In stark contrast, the American Revolution severed the colonies’ duty to the king in favor of a compact operating by consent of the governed rather than by perpetual, unchosen duty. The purpose of the Civil Rights Act and the Fourteenth Amendment was not to reinstate the common law version of birthright citizenship; rather, it was to extend the principles of the Declaration of Independence to freed slaves and to nonwhite immigrants such as Chinese-Americans.

As it is currently applied, birthright citizenship not only returns us to a feudal past, but also undermines the ability of the people of the United States to set forth standards by which children born to foreign nationals may become citizens. It incentivizes “birth tourism” and mass illegal immigration, both of which treat the United States as a provider of material benefits rather than a political community towards which one owes allegiance and duties.
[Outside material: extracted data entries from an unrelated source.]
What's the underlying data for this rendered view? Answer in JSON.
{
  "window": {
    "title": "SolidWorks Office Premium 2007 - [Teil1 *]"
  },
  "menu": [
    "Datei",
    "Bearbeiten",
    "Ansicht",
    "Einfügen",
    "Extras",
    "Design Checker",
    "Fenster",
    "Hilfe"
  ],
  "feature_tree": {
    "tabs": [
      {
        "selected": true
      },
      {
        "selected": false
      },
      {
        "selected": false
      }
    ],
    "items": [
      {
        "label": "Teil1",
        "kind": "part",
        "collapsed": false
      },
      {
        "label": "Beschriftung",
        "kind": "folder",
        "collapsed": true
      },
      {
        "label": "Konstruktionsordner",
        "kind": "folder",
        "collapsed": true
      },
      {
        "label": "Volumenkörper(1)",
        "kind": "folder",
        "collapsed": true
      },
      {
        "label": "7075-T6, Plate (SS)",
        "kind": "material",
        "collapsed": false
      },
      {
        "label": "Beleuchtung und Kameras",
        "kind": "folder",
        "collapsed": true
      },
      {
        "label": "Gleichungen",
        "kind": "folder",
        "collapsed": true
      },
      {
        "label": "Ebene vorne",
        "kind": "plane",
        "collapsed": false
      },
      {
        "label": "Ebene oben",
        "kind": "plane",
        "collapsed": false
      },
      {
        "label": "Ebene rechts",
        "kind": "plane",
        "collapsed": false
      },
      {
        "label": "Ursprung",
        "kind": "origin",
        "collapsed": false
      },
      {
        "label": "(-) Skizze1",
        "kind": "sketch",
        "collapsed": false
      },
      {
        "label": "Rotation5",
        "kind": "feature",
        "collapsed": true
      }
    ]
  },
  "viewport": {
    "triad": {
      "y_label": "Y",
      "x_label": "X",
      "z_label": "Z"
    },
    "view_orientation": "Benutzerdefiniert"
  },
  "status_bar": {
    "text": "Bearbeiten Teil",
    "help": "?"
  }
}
Unlike illegal aliens and temporary guests, lawful permanent residents are incentivized to invest in their political community, and to adopt the customs and civic responsibilities of that community. Their children’s subsequent inheritance of those responsibilities further facilitates assimilation and social cohesion.

The rule of Wong Kim Ark v. United States reflects the compact approach to self-government inherent in the founding principles of this country while serving the purpose of the Fourteenth Amendment. Applying the rule as it was intended to be understood would remedy the above-mentioned policy deficiencies of an over-expansive view of birthright citizenship without the need to amend the Constitution, and efficiently resolve the flurry of lawsuits against President Trump’s executive order.

Gabriel Canaan is an attorney at the Immigration Reform Law Institute (IRLI) in Washington, DC.  A native of Southern California, he is a graduate of William & Mary Law School, and, prior to joining IRLI, served as a law clerk on the U.S. Senate Committee on Homeland Security & Governmental Affairs.